John Kelly’s defense of Trump was absurd. And he surely knows it.

But Kelly did not even deny Wilson’s basic claim, i.e., that Trump said some variation of “He knew what he was signing up for, but I guess it hurts anyway.”
.. But it’s not clear why Kelly had to go out of his way to suggest that the congresswoman was exploiting Johnson’s death, suggesting for good measure that he was so angry that he walked among the graves of fallen soldiers to cool down, and then launching into a sermon about how basic decency and traditional values are dead. “When I was a kid growing up, a lot of things were sacred in our country,” Kelly said, adding that “women were sacred.”
It’s odd to invoke the “sacredness” of women while defending Trump, whom multiple women have accused of sexual assault and who has repeatedly and very publicly denigrated women in horrifying ways, but Kelly is of course not responsible for Trump’s actions.
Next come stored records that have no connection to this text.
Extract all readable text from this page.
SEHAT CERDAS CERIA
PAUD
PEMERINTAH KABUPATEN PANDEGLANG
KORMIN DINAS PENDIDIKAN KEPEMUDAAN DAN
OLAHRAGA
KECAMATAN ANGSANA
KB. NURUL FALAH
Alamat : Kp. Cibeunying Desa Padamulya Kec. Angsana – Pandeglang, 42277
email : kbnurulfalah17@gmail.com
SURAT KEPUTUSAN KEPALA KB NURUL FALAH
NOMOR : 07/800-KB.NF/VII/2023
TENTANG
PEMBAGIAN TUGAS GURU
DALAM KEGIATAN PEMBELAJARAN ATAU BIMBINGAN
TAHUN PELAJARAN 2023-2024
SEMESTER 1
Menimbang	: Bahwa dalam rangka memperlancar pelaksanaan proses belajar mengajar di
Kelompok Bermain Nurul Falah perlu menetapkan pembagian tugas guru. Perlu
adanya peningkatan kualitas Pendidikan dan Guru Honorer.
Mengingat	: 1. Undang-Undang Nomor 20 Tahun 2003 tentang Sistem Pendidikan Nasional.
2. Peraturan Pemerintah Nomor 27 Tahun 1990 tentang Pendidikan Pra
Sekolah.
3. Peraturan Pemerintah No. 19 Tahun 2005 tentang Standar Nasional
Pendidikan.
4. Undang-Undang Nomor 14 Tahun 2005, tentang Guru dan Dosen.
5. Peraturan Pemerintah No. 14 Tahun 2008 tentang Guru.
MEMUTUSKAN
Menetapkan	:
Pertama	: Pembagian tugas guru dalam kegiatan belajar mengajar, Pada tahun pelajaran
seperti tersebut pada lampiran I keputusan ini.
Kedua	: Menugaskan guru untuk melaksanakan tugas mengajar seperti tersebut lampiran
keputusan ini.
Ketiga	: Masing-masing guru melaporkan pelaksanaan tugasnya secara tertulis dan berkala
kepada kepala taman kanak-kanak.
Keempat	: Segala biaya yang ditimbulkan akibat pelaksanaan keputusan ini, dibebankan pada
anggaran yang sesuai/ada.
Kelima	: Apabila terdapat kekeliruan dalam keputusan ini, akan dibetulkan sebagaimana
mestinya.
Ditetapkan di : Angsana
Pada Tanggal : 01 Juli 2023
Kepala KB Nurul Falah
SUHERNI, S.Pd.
What is worse is the sleight of hand Kelly used to align Trump culturally and morally with the military and the families of the fallen while casting the congresswoman as belonging to a kind of cultural category that, in the minds of people of Kelly’s generation,
.. which came of age during the country’s searing divisions over Vietnam, is characterized by empty, valueless showboating and doesn’t have sufficient respect for the military and the ultimate sacrifice made by fallen soldiers and their loved ones.
.. Whatever the truth about Wilson’s motives, the decision as to who listened in on the call was a personal one made by the next of kin. And Kelly should respect that. Instead, he helped Trump play the aggrieved party. But in this case, Trump apparently botched the call to a family. He should have known that he might be placed on speakerphone. (When you were a “kid growing up,” surely men took responsibility for their actions, right, John?)